VMWare does actually officially support Ubuntu, even the 64-bit version, which was nice, and I found it pretty easy to get a basic machine up and going pretty quickly. What I wanted to try next was P2V. We have way too many new servers to go completely virtual, but the ability to create virtual copies of physical servers and spin those up in the event of a server failure, or even to add to our farm by using a base image, would be pretty valuable. I downloaded and used the Standalone Converter, which did not work at...all. I pretty much tore my hair out trying to figure out why the conversion was failing. I thought it was a network problem, then perhaps a permissions problem. In the end I figured out that it was a problem with GRUB. If I understood correctly Ubuntu 10.04 uses GRUB2, and VMWare attempts to install GRUB when doing the conversion, which resulted in the virtual machine being unbootable. I attempted to use the original Ubuntu ISO as an emergency boot disc and edit GRUB manually, but that failed miserably.

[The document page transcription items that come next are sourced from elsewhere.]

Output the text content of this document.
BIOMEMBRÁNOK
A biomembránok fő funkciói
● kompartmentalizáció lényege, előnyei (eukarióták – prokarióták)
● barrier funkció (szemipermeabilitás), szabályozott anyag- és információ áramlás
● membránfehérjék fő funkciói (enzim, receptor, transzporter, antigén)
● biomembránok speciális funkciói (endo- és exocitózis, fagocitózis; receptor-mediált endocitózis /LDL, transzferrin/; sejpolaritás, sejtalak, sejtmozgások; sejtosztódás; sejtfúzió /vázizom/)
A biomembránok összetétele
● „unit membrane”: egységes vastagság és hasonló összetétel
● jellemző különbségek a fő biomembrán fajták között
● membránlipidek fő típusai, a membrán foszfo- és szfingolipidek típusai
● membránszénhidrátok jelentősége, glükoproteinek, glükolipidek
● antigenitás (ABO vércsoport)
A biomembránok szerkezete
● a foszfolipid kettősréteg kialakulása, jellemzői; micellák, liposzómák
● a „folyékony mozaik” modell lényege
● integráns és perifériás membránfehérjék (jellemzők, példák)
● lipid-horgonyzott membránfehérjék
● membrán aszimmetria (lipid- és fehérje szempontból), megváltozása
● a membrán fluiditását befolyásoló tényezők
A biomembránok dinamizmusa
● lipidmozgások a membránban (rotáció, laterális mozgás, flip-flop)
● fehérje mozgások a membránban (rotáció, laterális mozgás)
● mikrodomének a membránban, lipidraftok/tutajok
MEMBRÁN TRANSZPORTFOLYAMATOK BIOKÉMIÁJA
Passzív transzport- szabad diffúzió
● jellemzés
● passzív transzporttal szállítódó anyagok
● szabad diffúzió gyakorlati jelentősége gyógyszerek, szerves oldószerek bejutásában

I struggled with this for a bit and tried to get this working a number of ways. In all of my research and internet wanderings I came across a suggestion to create images of the physical servers using something like Clonezilla and using those as the basis for P2V. It isn't exactly the same since the benefit of P2V is hot-cloning, but I found another imaging tool called Mondo Rescue which actually does the trick nicely. It allows you to create ISOs without having to take the server down, although it is inaccessible while the image is being created. But still, it means no one has to go to the colo to physically reboot the server and create an image, which in turn means we'll be more likely to keep images recent.

Mondo Rescue in and of itself is a pretty awesome utility as well. I made images of my test boxes and restored them a few different times, and it was pretty easy to do, so I'm pleased about that.